The Scene
As Lyft tries to climb out of Uber’s shadow, the ride-share company is going after the high-end travel market.
CEO David Risher said he’s already speaking with CEOs like United Airlines’ Scott Kirby about bundling Lyft with other corporate travel perks. “Maybe it looks like: get a first-class seat, and get an automatic upgrade on Lyft to a TBR chauffeur,” he said, referencing the European chauffeur service Lyft bought for $110 million last year.
“Frankly, without an asset like TBR, you can’t even get to that table,” Risher said.

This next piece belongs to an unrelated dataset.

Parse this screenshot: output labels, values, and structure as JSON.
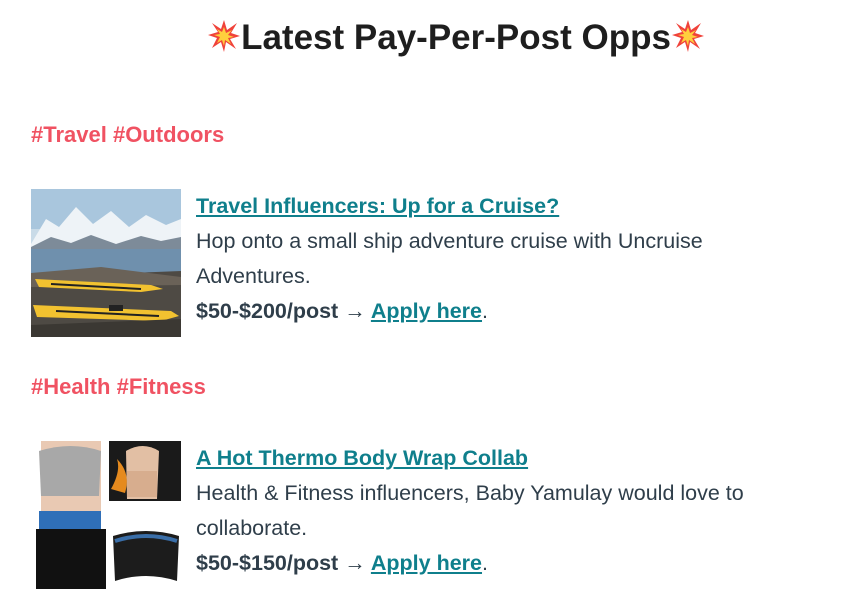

After clawing its way back into the black from $2 billion in annual losses three years ago, Risher knows there’s only so long Lyft can compete on price. And while Risher — like Uber CEO Dara Khosrowshahi — expects the rise of autonomous vehicles to change the calculus for his business, he believes his higher-end clientele will still want to be driven around by humans.
“Our M&A supports what I’d call an ‘up and out’ strategy,” Risher told Semafor in a recent interview in New York. “The ‘out’ strategy is geographic expansion. The ‘up’ strategy is about appealing to a higher-end customer, [opening] up a part of the market that’s been largely closed to us.”
Conquering the corporate market is a logical place to start, Risher says. Hotels and airlines already compete fiercely for business travel dollars, offering favorable pricing at scale and even (relatively) secret loyalty tiers for key corporate executives. Since Lyft already works with many of the airlines and hotels, Risher sees a natural way to deepen those partnerships.
Know More
Lyft, like Uber (or “the other guys,” as Risher describes them) is also trying to figure out what mobility looks like as self-driving cars increase in popularity. Late last year the company struck a partnership with Waymo to launch self-driving options in Nashville, Tennessee, a program which launched this spring. It’s a little late to the game — Uber struck its own deals with Waymo three years ago — but Risher seems unbothered.
“The truth is, there are multiple approaches out there and nobody knows which one will win,” Risher said of the various AV players.
Lyft isn’t developing self-driving cars on its own, leaving that to Tesla, Waymo, and other companies. It wants to stick to serving as an asset-light platform, rather than run a fleet of its own cars, and also has a subsidiary that services and cleans autonomous vehicles.
“Partnering is a good risk-mitigation strategy,” Risher said. “Long-term, it may well make sense to develop in-house — but by the time we get there, we’ll have gone through two or three generations [of AVs,] seen what doesn’t work, and costs will presumably have come down.”